Saturday, 30 August 2008

knife + fork = ?

if spoon + fork = spork then knife + fork = ?
31 August 2008 at 07:11 , Geeb said...

Knork - it's obvious! But then I didn't know how to get bubbles into acryllic!

31 August 2008 at 07:12 , Geeb said...

Nor, I have just noticed, can I spell acrylic!

31 August 2008 at 09:40 , Mark said...

Now I would initially have gone with knork but everything I could find suggested that knorks don't have a serrated edge rather they cut via some weird rocking motion that I don't quite understand from the pictures.

I guess knork still seems the best answer I was just wondering if there was a different word given the serated edge which makes it quite tricky to use as a fork without cutting the corner of your mouth!

31 August 2008 at 09:57 , Geeb said...

I'd never heard of a knork. I thought it was just an amusing question. Having Googled the utensil and seen metal knorks I would suggest that the serration is a way of overcoming the difficulty of making a successful sharp cutting edge on a plastic utensil. In other words I would suggest the issue of a serrated edge over a non-serrated edge is not a relevant issue.

31 August 2008 at 09:59 , Mark said...

that seems more than sensible, so knork it is

31 August 2008 at 10:38 , Spesh 1 said...

Personally, I would have said that knife + fork = hopefully, a very good meal?!
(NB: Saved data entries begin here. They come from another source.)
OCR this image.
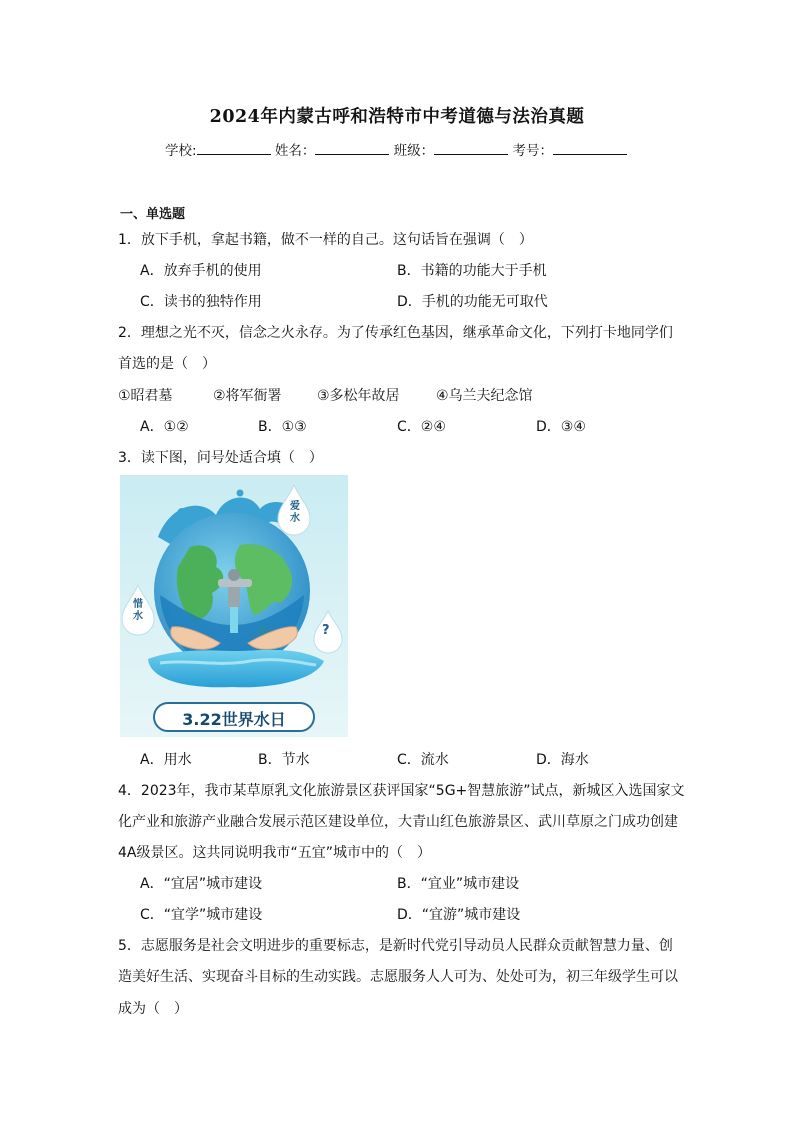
2024年内蒙古呼和浩特市中考道德与法治真题
学校:	姓名：	班级：	考号：
一、单选题
1．放下手机，拿起书籍，做不一样的自己。这句话旨在强调（　）
A．放弃手机的使用	B．书籍的功能大于手机
C．读书的独特作用	D．手机的功能无可取代
2．理想之光不灭，信念之火永存。为了传承红色基因，继承革命文化，下列打卡地同学们
首选的是（　）
①昭君墓	②将军衙署	③多松年故居	④乌兰夫纪念馆
A．①②	B．①③	C．②④	D．③④
3．读下图，问号处适合填（　）
爱水
惜水
?
3.22世界水日
A．用水	B．节水	C．流水	D．海水
4．2023年，我市某草原乳文化旅游景区获评国家“5G+智慧旅游”试点，新城区入选国家文
化产业和旅游产业融合发展示范区建设单位，大青山红色旅游景区、武川草原之门成功创建
4A级景区。这共同说明我市“五宜”城市中的（　）
A．“宜居”城市建设	B．“宜业”城市建设
C．“宜学”城市建设	D．“宜游”城市建设
5．志愿服务是社会文明进步的重要标志，是新时代党引导动员人民群众贡献智慧力量、创
造美好生活、实现奋斗目标的生动实践。志愿服务人人可为、处处可为，初三年级学生可以
成为（　）
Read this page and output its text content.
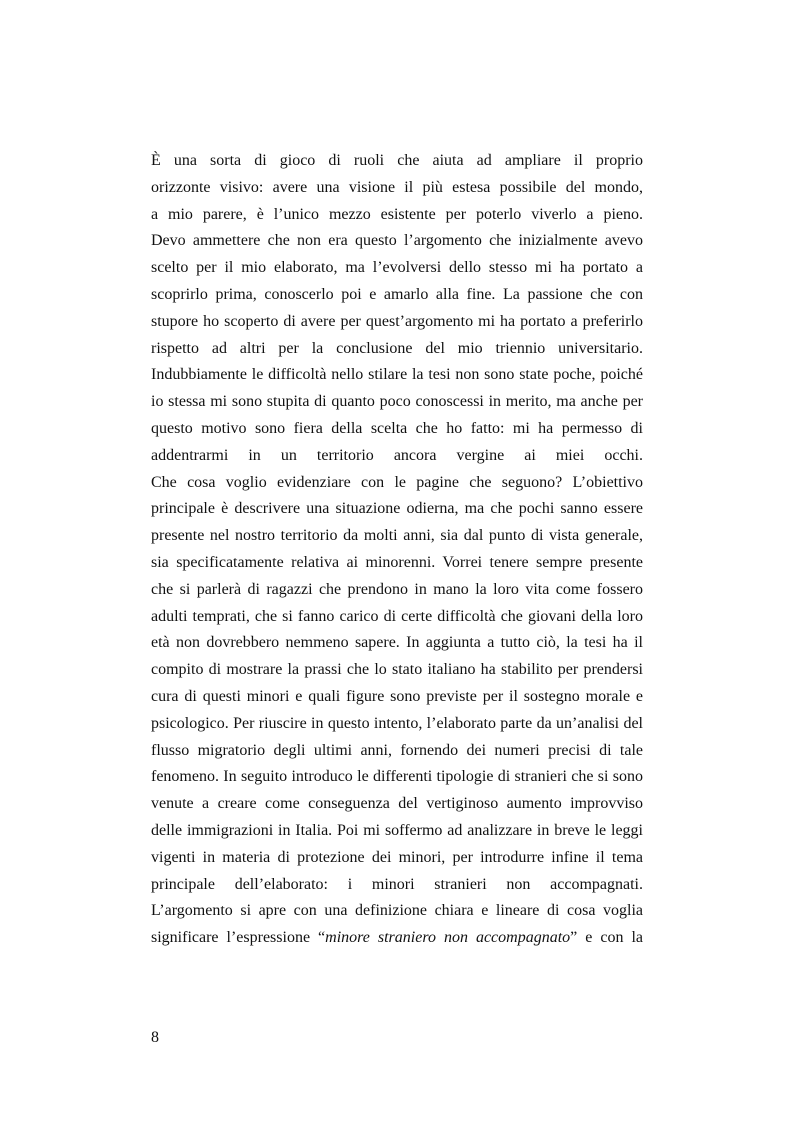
È una sorta di gioco di ruoli che aiuta ad ampliare il proprio
orizzonte visivo: avere una visione il più estesa possibile del mondo,
a mio parere, è l’unico mezzo esistente per poterlo viverlo a pieno.
Devo ammettere che non era questo l’argomento che inizialmente avevo
scelto per il mio elaborato, ma l’evolversi dello stesso mi ha portato a
scoprirlo prima, conoscerlo poi e amarlo alla fine. La passione che con
stupore ho scoperto di avere per quest’argomento mi ha portato a preferirlo
rispetto ad altri per la conclusione del mio triennio universitario.
Indubbiamente le difficoltà nello stilare la tesi non sono state poche, poiché
io stessa mi sono stupita di quanto poco conoscessi in merito, ma anche per
questo motivo sono fiera della scelta che ho fatto: mi ha permesso di
addentrarmi in un territorio ancora vergine ai miei occhi.
Che cosa voglio evidenziare con le pagine che seguono? L’obiettivo
principale è descrivere una situazione odierna, ma che pochi sanno essere
presente nel nostro territorio da molti anni, sia dal punto di vista generale,
sia specificatamente relativa ai minorenni. Vorrei tenere sempre presente
che si parlerà di ragazzi che prendono in mano la loro vita come fossero
adulti temprati, che si fanno carico di certe difficoltà che giovani della loro
età non dovrebbero nemmeno sapere. In aggiunta a tutto ciò, la tesi ha il
compito di mostrare la prassi che lo stato italiano ha stabilito per prendersi
cura di questi minori e quali figure sono previste per il sostegno morale e
psicologico. Per riuscire in questo intento, l’elaborato parte da un’analisi del
flusso migratorio degli ultimi anni, fornendo dei numeri precisi di tale
fenomeno. In seguito introduco le differenti tipologie di stranieri che si sono
venute a creare come conseguenza del vertiginoso aumento improvviso
delle immigrazioni in Italia. Poi mi soffermo ad analizzare in breve le leggi
vigenti in materia di protezione dei minori, per introdurre infine il tema
principale dell’elaborato: i minori stranieri non accompagnati.
L’argomento si apre con una definizione chiara e lineare di cosa voglia
significare l’espressione “minore straniero non accompagnato” e con la
8
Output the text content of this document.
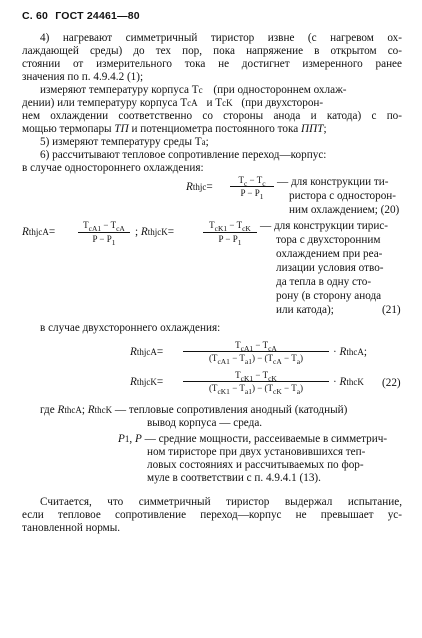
С. 60 ГОСТ 24461—80
4) нагревают симметричный тиристор извне (с нагревом ох-
лаждающей среды) до тех пор, пока напряжение в открытом со-
стоянии от измерительного тока не достигнет измеренного ранее
значения по п. 4.9.4.2 (1);
измеряют температуру корпуса Tc (при одностороннем охлаж-
дении) или температуру корпуса TcA и TcK (при двухсторон-
нем охлаждении соответственно со стороны анода и катода) с по-
мощью термопары ТП и потенциометра постоянного тока ППТ;
5) измеряют температуру среды Ta;
6) рассчитывают тепловое сопротивление переход—корпус:
в случае одностороннего охлаждения:
Rthjc=
$T_c - T_c$
$P - P_1$
— для конструкции ти-
ристора с односторон-
ним охлаждением; (20)
RthjcA=
$T_{cA1} - T_{cA}$
$P - P_1$
; RthjcK=
$T_{cK1} - T_{cK}$
$P - P_1$
— для конструкции тирис-
тора с двухсторонним
охлаждением при реа-
лизации условия отво-
да тепла в одну сто-
рону (в сторону анода
или катода);	(21)
в случае двухстороннего охлаждения:
RthjcA=
$T_{cA1} - T_{cA}$
$(T_{cA1} - T_{a1}) - (T_{cA} - T_a)$	· RthcA;
RthjcK=
$T_{cK1} - T_{cK}$
$(T_{cK1} - T_{a1}) - (T_{cK} - T_a)$	· RthcK (22)
где RthcA; RthcK — тепловые сопротивления анодный (катодный)
вывод корпуса — среда.
P1, P — средние мощности, рассеиваемые в симметрич-
ном тиристоре при двух установившихся теп-
ловых состояниях и рассчитываемых по фор-
муле в соответствии с п. 4.9.4.1 (13).
Считается, что симметричный тиристор выдержал испытание,
если тепловое сопротивление переход—корпус не превышает ус-
тановленной нормы.
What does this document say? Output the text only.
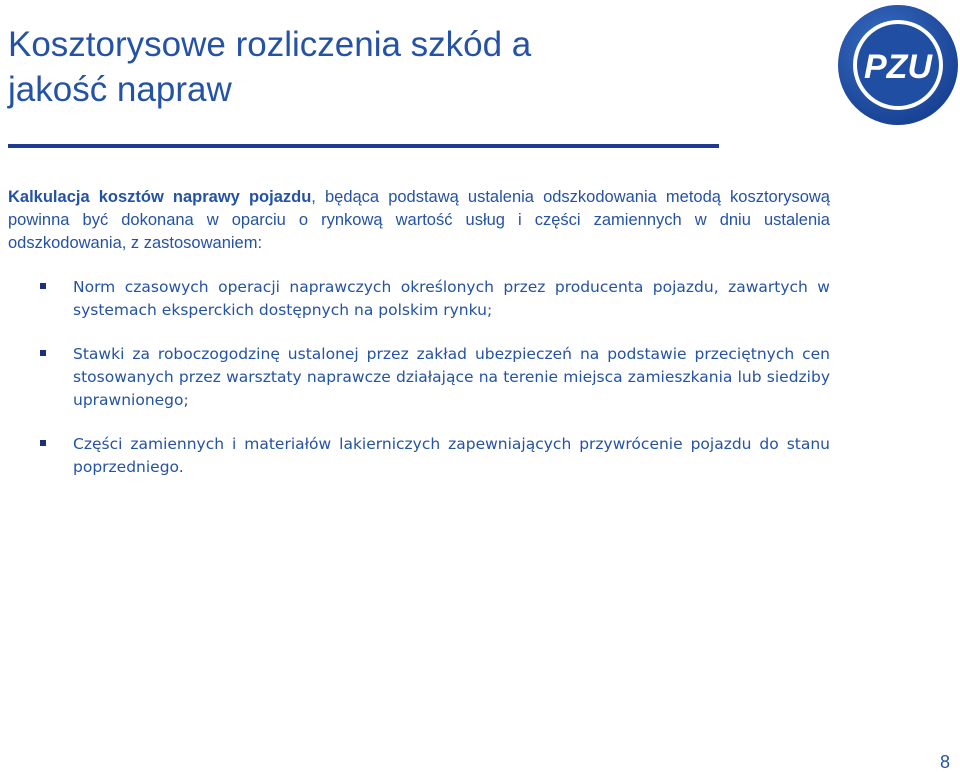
Kosztorysowe rozliczenia szkód a
jakość napraw
PZU

Kalkulacja kosztów naprawy pojazdu, będąca podstawą ustalenia odszkodowania metodą kosztorysową powinna być dokonana w oparciu o rynkową wartość usług i części zamiennych w dniu ustalenia odszkodowania, z zastosowaniem:

Norm czasowych operacji naprawczych określonych przez producenta pojazdu, zawartych w systemach eksperckich dostępnych na polskim rynku;
Stawki za roboczogodzinę ustalonej przez zakład ubezpieczeń na podstawie przeciętnych cen stosowanych przez warsztaty naprawcze działające na terenie miejsca zamieszkania lub siedziby uprawnionego;
Części zamiennych i materiałów lakierniczych zapewniających przywrócenie pojazdu do stanu poprzedniego.
8
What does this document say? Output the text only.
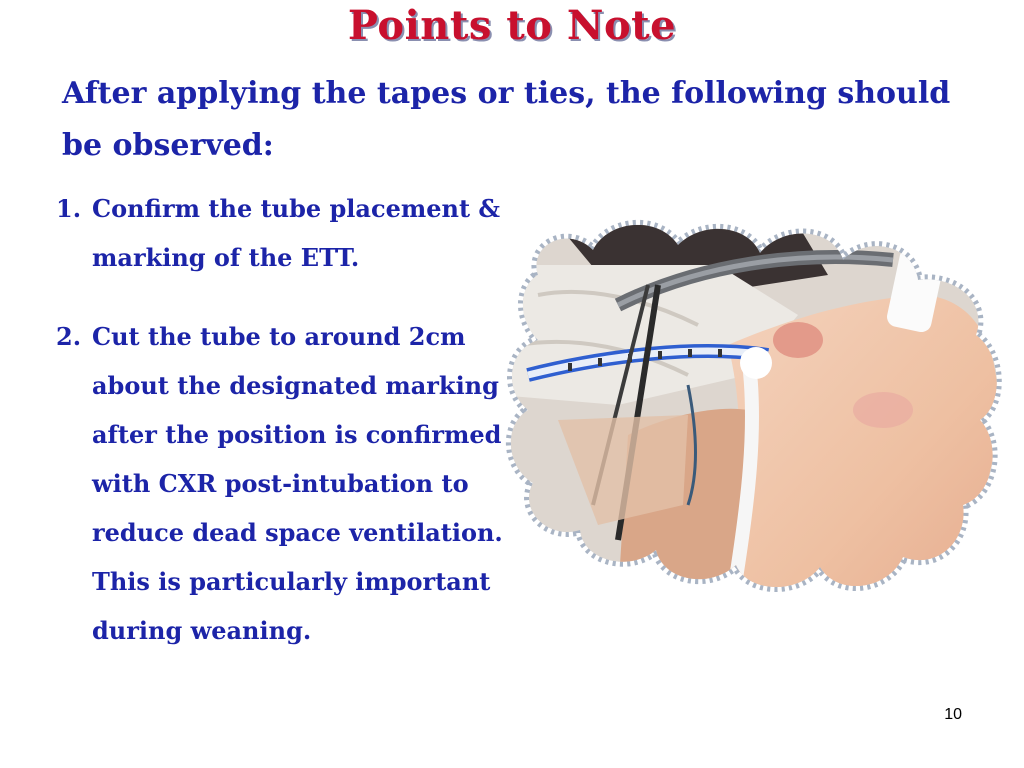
Points to Note
After applying the tapes or ties, the following should be observed:
1. Confirm the tube placement & marking of the ETT.
2. Cut the tube to around 2cm about the designated marking after the position is confirmed with CXR post-intubation to reduce dead space ventilation. This is particularly important during weaning.
10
31 August 2008 at 16:51 , Scriptor Senex said...

Why knork? why not Fofe?

31 August 2008 at 17:56 , Geeb said...

As in feef, fife, fofe, fumb. Hmmm. Prefer Knork. I did fleetingly consider ferk but that just sounded like fork in Glaswegian and knirk but that sounded like an undesireable irritating person. So Knork it was for me. Thought Spesh's comment was the best though!

31 August 2008 at 18:52 , Mark said...

of course even if we agree on a name it still leaves open the question of which section of the cutlery draw it should go in!